In 1568, Spanish explorer Álvaro de Mendaña became the first European to visit the 992-island archipelago known today as the Solomon Islands. He named the islands after the wealthy and wise biblical king of Israel, inspired, as legend goes, by a belief that their cerulean seas and white-sand shores guarded untold riches. That assumption was largely mistaken, as seen in the poverty rate in the Solomon Islands today.
Exploring the Poverty Rate in the Solomon Islands
Although modern tourism has added to the Islands’ economic portfolio, these profits are still few and far between and unevenly distributed. The vast majority of wealth is concentrated in the capital city, Honiara, in which 85 percent of the population is in the Islands’ highest wealth quintile.
According to the Asian Development Bank, in 2013, 12.7 percent of Solomon Islanders lived below the national poverty line. Nutrition-wise, they fared better: only 4.4 percent lived below the food poverty line. However, a mere 35.1 percent had access to electricity.

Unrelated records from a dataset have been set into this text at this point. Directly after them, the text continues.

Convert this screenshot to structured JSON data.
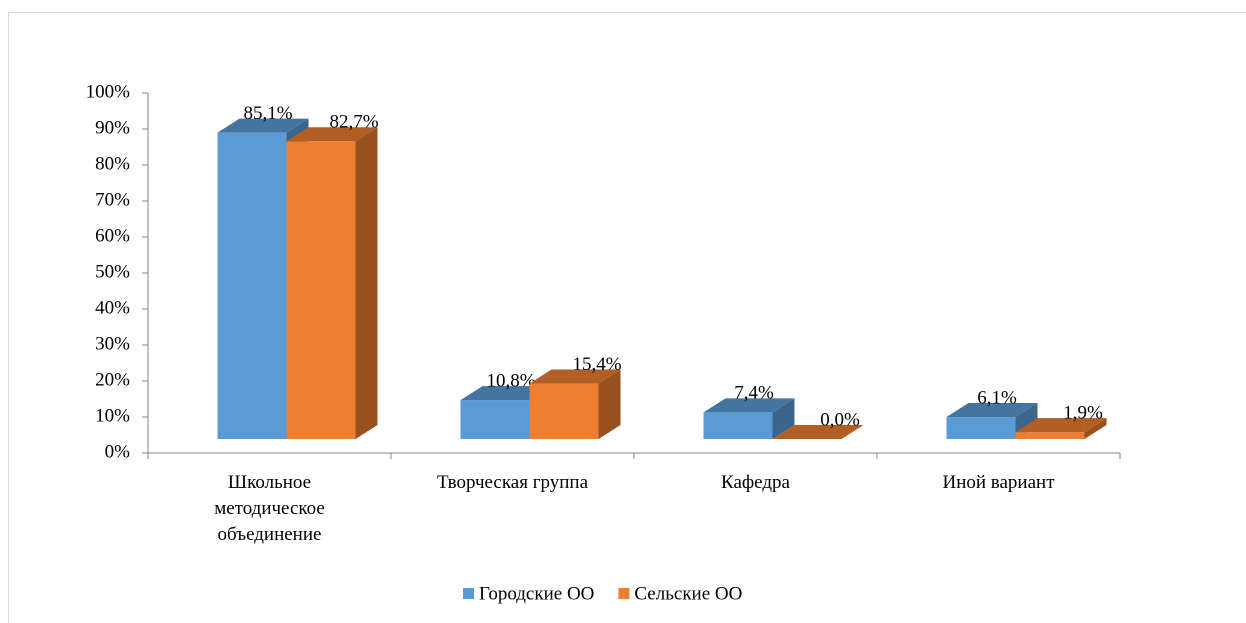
{
  "chart_data": {
    "type": "bar3d",
    "categories": [
      "Школьное методическое объединение",
      "Творческая группа",
      "Кафедра",
      "Иной вариант"
    ],
    "series": [
      {
        "name": "Городские ОО",
        "color": "#5b9bd5",
        "values": [
          85.1,
          10.8,
          7.4,
          6.1
        ],
        "value_labels": [
          "85,1%",
          "10,8%",
          "7,4%",
          "6,1%"
        ]
      },
      {
        "name": "Сельские ОО",
        "color": "#ed7d31",
        "values": [
          82.7,
          15.4,
          0.0,
          1.9
        ],
        "value_labels": [
          "82,7%",
          "15,4%",
          "0,0%",
          "1,9%"
        ]
      }
    ],
    "ylim": [
      0,
      100
    ],
    "yticks": [
      {
        "value": 0,
        "label": "0%"
      },
      {
        "value": 10,
        "label": "10%"
      },
      {
        "value": 20,
        "label": "20%"
      },
      {
        "value": 30,
        "label": "30%"
      },
      {
        "value": 40,
        "label": "40%"
      },
      {
        "value": 50,
        "label": "50%"
      },
      {
        "value": 60,
        "label": "60%"
      },
      {
        "value": 70,
        "label": "70%"
      },
      {
        "value": 80,
        "label": "80%"
      },
      {
        "value": 90,
        "label": "90%"
      },
      {
        "value": 100,
        "label": "100%"
      }
    ],
    "legend": "bottom"
  }
}
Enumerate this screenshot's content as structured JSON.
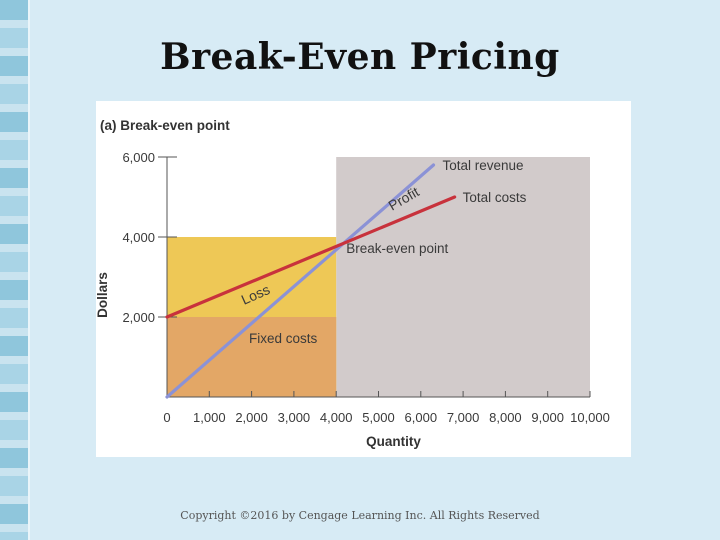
{
  "slide": {
    "title": "Break-Even Pricing",
    "copyright": "Copyright ©2016 by Cengage Learning Inc. All Rights Reserved"
  },
  "colors": {
    "background": "#d7ebf5",
    "profit_region": "#d2cbcb",
    "loss_region": "#eec856",
    "fixed_costs_region": "#e3a766",
    "total_revenue_line": "#8b92d6",
    "total_costs_line": "#c8323c"
  },
  "chart_data": {
    "type": "line",
    "title": "(a) Break-even point",
    "xlabel": "Quantity",
    "ylabel": "Dollars",
    "xlim": [
      0,
      10000
    ],
    "ylim": [
      0,
      6000
    ],
    "x_ticks": [
      "0",
      "1,000",
      "2,000",
      "3,000",
      "4,000",
      "5,000",
      "6,000",
      "7,000",
      "8,000",
      "9,000",
      "10,000"
    ],
    "y_ticks": [
      "2,000",
      "4,000",
      "6,000"
    ],
    "series": [
      {
        "name": "Total revenue",
        "x": [
          0,
          6300
        ],
        "y": [
          0,
          5800
        ]
      },
      {
        "name": "Total costs",
        "x": [
          0,
          6800
        ],
        "y": [
          2000,
          5000
        ]
      }
    ],
    "fixed_costs": 2000,
    "break_even": {
      "x": 4000,
      "y": 4000
    },
    "annotations": {
      "profit": "Profit",
      "loss": "Loss",
      "fixed_costs": "Fixed costs",
      "break_even": "Break-even point"
    }
  }
}
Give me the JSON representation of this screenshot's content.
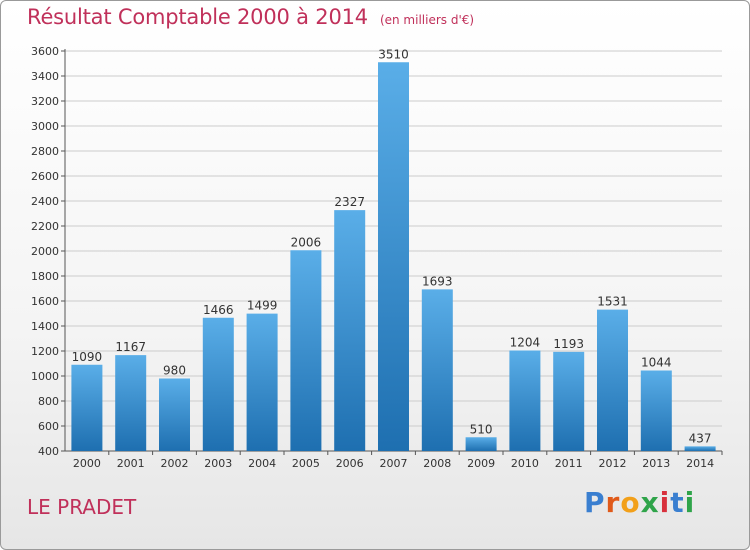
{
  "header": {
    "title": "Résultat Comptable 2000 à 2014",
    "unit": "(en milliers d'€)"
  },
  "footer": {
    "commune": "LE PRADET",
    "logo_text": "Proxiti"
  },
  "colors": {
    "title": "#c0305a",
    "bar_top": "#5aaee8",
    "bar_bottom": "#1e6fb0",
    "grid": "#cccccc"
  },
  "chart_data": {
    "type": "bar",
    "title": "Résultat Comptable 2000 à 2014",
    "categories": [
      "2000",
      "2001",
      "2002",
      "2003",
      "2004",
      "2005",
      "2006",
      "2007",
      "2008",
      "2009",
      "2010",
      "2011",
      "2012",
      "2013",
      "2014"
    ],
    "values": [
      1090,
      1167,
      980,
      1466,
      1499,
      2006,
      2327,
      3510,
      1693,
      510,
      1204,
      1193,
      1531,
      1044,
      437
    ],
    "ylim": [
      400,
      3600
    ],
    "yticks": [
      400,
      600,
      800,
      1000,
      1200,
      1400,
      1600,
      1800,
      2000,
      2200,
      2400,
      2600,
      2800,
      3000,
      3200,
      3400,
      3600
    ],
    "grid": true
  }
}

Technological developments and investment continue to play a vital role in reducing poverty in the Solomon Islands. In April 2017, the World Bank reported that the Green Climate Fund has approved $86 million toward the Tina River Hydropower Project, an effort to reduce reliance on imported fuel for electricity generation. This investment accompanies the $15 million provided by the International Renewable Energy Agency/Abu Dhabi Fund for Development (IRENA/ADFD).
The Solomon Islands’ electricity retail tariffs are currently among the highest in the world, at $0.65 per kilowatt-hour. Given that the Islands generate 97 percent of their electricity from diesel fuel and only 12 percent of homes are currently connected to grid power, this project stands to reduce the burden on working families and illuminate the islands like never before.
And, with electricity, the Islands should see an economic boost. The Asian Development Bank notes that tourism is a largely untapped market with great potential for development. Cheaper and more abundant energy is good for more than just powering residential areas: it can also lay groundwork for the sort of 24-hour “City of Light” that modern tourism creates and feeds on. With a stronger, cheaper energy grid in place, private investment will follow.
New technology and investments like these, guided by sound and prescient public policy, will be crucial to reducing the poverty rate in the Solomon Islands and materializing those mythical riches dreamed of since the days of de Mendaña.